The bloodletting that accompanied the onset of Prohibition has never been accurately measured, but it was inevitable when suddenly the prospect of enormous profit was dangled before basically not-too-well-to-do criminals.
With the end of World War I, there weren't all that many opportunities available for organized criminals. The political bosses did use them to control elections, but unfortunately elections did not come around every month. In the old days the political bosses accepted the responsibility of seeing after their criminal cohorts in "slow periods," putting them to work as bouncers, as shills for gambling joints and whorehouses, and so on.
However, this too was changing as reformers—bluebloods, businessmen, the middle class, leaders of various ethnic groups— were demanding a cleanup. In more and more parts of the country political leaders could not operate in such blatant style any more. They had no more use for the criminals and no reason to support them.
The Volstead Act of 1919 dramatically altered everything. For criminals, there was a new opportunity for making millions. Gangsters slaughtered old buddies to take over bootlegging rackets, and explosions of gunshots and bombs filled the air of almost every American community of almost every size.
Yet with exceptions here and there, by the late 1920s peace had settled on the bootleg world. It came through the Seven Group.
Forward-thinking gangsters had decided all the warfare was interfering with making money. There had to be peace in obtaining liquor and there had to be an end to gangs hijacking each other's supplies. The answer lay in some sort of organization that could constitute a central liquor buying office to handle all orders for booze and give everyone a fair share.

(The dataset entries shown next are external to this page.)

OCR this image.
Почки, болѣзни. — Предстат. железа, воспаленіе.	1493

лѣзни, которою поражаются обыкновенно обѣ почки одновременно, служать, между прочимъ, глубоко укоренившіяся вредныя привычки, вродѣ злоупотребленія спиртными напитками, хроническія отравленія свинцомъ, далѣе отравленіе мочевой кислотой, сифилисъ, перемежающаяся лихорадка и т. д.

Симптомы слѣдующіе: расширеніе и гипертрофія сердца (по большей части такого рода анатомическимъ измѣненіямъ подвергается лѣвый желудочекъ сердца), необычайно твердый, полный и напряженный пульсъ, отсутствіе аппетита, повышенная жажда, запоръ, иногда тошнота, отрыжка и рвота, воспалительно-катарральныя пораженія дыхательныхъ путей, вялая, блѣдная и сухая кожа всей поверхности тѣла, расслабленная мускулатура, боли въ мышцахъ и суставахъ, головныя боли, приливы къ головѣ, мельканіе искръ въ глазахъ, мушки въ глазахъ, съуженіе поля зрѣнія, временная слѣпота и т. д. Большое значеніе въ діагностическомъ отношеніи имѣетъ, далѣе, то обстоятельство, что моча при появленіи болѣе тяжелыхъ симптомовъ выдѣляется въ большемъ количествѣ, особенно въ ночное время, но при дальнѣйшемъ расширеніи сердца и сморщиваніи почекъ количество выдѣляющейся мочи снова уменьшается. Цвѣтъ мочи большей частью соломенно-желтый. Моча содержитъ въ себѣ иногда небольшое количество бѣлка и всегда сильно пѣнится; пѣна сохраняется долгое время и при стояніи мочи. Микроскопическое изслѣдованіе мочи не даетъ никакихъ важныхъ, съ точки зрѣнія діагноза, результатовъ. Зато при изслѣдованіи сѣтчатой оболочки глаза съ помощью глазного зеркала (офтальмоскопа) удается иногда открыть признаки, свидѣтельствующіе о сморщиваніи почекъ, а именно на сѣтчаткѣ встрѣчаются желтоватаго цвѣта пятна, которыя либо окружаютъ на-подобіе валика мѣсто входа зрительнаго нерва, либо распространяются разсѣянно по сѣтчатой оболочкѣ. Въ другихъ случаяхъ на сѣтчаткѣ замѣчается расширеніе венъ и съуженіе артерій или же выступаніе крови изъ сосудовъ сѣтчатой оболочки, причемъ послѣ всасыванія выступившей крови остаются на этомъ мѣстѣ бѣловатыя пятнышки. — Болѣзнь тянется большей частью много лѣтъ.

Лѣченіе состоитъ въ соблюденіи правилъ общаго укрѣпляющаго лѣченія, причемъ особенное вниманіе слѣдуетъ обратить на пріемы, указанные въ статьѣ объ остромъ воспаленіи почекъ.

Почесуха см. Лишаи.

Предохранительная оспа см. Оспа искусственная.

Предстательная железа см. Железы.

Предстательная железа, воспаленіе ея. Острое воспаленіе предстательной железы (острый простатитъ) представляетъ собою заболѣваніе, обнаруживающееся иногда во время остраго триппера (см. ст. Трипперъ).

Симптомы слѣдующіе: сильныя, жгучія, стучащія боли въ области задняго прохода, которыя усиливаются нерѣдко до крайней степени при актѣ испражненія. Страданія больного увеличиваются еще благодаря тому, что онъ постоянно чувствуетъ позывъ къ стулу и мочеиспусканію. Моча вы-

This system would reduce the deadly competition for supplies and the inordinate protection costs for shipments. This would leave the individual bootleg gangs with more than ample time and resources to take care of any freelance hijackers who might be foolish enough to continue to carry out raids.
Who deserves credit for originating the idea is difficult to tell, but it was probably either Arnold Rothstein, often called the Brain, or Johnny Torrio, also called the Brain. Certainly both of them—and Meyer Lansky and Lucky Luciano—were all boosting the idea by 1927.
The organization known as the Seven Group, since it was originally comprised of seven separate power groups, included Luciano and Frank Costello from Manhattan; Joe Adonis from Brooklyn and parts of Manhattan; Longy Zwillman from New Jersey and Long Island, New York; Waxey Gordon and the rising Nig Rosen from Philadelphia; Nucky Johnson from Atlantic City; Meyer Lansky and Bugsy Siegel, the protection "enforcers"; and Torrio who came out of his Brooklyn retirement to offer organizational advice.
When peace suddenly broke out in the midAtlantic area as the Seven Group established its authority, other gangs around the country clamored to join, among them those bossed by Moe Dalitz in Cleveland, King Solomon in Boston and Danny Walsh in Providence. Even Al Capone was attracted but the Chicago gang wars had gone on too long to be simply switched off by an appeal to reason. By the end of 1928 there were at least 22 gangs in the Seven Group.
By that time Rothstein had been murdered, apparently not because of a gangland plot against him, but over a huge gambling debt that he had welshed on to professional gamblers. That did not stop the momentum of the Seven Group and it led to the next logical step in the solidifying nationwide criminal link— mafioso, Italian, Jewish, Irish, Polish or whatever.
In 1929 the underworld held a vital conference at Atlantic City where plans for new criminal enterprises and cooperation after the end of Prohibition were discussed. Had it not been for the success of the Seven Group such a conference would not have been held and the confederation of the gangs around the country might never have come to fruition nor created the national crime syndicate.